The timing of Jackson's leave and the way it was handled invited more scrutiny. Jackson's leave was announced just after a former fundraiser connected to the Blagojevich allegations was arrested on unrelated medical fraud charges.

The resignation left the House committee's investigation in the air. Since Jackson is no longer a congressman, the panel no longer has the power to punish him but could release a final report detailing its findings. A committee spokesman did not immediately return a message on Wednesday.

Reaction to his resignation was swift.

Democratic Leader Nancy Pelosi said in a statement that she'd spoke with both Jesse Jackson Jr. and his father Wednesday afternoon and accepted the news with "great sadness."

Rep. Danny Davis, a fellow member of Congressional Black Caucus, said Jackson's senior position on the House Appropriations Committee and his leadership would be missed. But he also said the way in which Jackson was leaving tarnished his image.

"It certainly does not leave his legacy untouched in as positive light as one would have hoped and wanted," he said.
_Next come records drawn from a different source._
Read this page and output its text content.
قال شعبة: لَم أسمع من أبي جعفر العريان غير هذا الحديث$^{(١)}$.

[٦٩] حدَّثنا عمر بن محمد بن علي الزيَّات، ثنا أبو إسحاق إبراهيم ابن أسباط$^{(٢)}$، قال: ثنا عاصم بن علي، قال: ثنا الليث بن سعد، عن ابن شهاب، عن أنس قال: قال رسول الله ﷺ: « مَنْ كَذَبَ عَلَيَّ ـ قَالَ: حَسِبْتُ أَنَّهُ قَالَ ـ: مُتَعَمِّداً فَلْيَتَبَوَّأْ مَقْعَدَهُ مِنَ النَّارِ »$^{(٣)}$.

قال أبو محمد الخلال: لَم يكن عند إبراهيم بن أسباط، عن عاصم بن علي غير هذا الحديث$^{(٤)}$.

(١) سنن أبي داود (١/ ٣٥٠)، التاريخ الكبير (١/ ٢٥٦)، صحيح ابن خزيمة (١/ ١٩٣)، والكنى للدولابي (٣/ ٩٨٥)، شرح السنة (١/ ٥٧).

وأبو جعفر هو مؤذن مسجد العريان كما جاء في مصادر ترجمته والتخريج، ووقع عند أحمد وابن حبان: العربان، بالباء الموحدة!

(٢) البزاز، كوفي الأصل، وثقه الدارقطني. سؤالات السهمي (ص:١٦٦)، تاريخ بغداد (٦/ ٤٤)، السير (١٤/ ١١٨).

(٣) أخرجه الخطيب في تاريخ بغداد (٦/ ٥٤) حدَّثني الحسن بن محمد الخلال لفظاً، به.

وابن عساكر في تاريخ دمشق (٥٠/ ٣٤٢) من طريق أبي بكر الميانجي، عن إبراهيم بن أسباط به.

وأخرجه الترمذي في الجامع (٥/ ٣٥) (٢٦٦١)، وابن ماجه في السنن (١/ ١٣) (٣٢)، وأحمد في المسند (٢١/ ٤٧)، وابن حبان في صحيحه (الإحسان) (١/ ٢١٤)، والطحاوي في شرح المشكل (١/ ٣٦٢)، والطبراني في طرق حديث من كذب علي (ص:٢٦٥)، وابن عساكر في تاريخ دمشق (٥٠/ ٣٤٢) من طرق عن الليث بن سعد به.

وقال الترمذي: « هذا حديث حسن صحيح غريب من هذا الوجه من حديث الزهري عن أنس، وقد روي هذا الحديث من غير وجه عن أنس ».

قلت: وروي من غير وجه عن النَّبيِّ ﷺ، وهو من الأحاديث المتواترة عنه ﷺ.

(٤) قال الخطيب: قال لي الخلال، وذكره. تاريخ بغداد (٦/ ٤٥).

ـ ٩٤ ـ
He declined to comment on the federal investigation, saying he had no details, but the issue did appear to resonate with some voters.

"It was time," said retiree Gloria Pryor, who has voted for Jackson several times. "If he's done the things he's accused of doing then he should leave and apologize to the people of this community."

The vacancy left by Jackson's departure creates a rare opportunity for someone else to represent his district, which is made up of South Side Chicago neighborhoods, several southern suburbs and some rural areas.

Even before the resignation the gambit of potential successors floated around Chicago. Prominent Chicago attorney Sam Adam Jr., a onetime attorney for Blagojevich and R&B singer R. Kelly, said he'd be interested. Other names circulating are Chicago Aldermen Sandi Jackson and Anthony Beale, Cook County Board President Toni Preckwinkle and Halvorson.

Illinois Gov. Pat Quinn, a Democrat, has five days to schedule an election to replace Jackson, and the election must be held within 115 days, according to election officials. Quinn said he planned to schedule both a primary and a general election.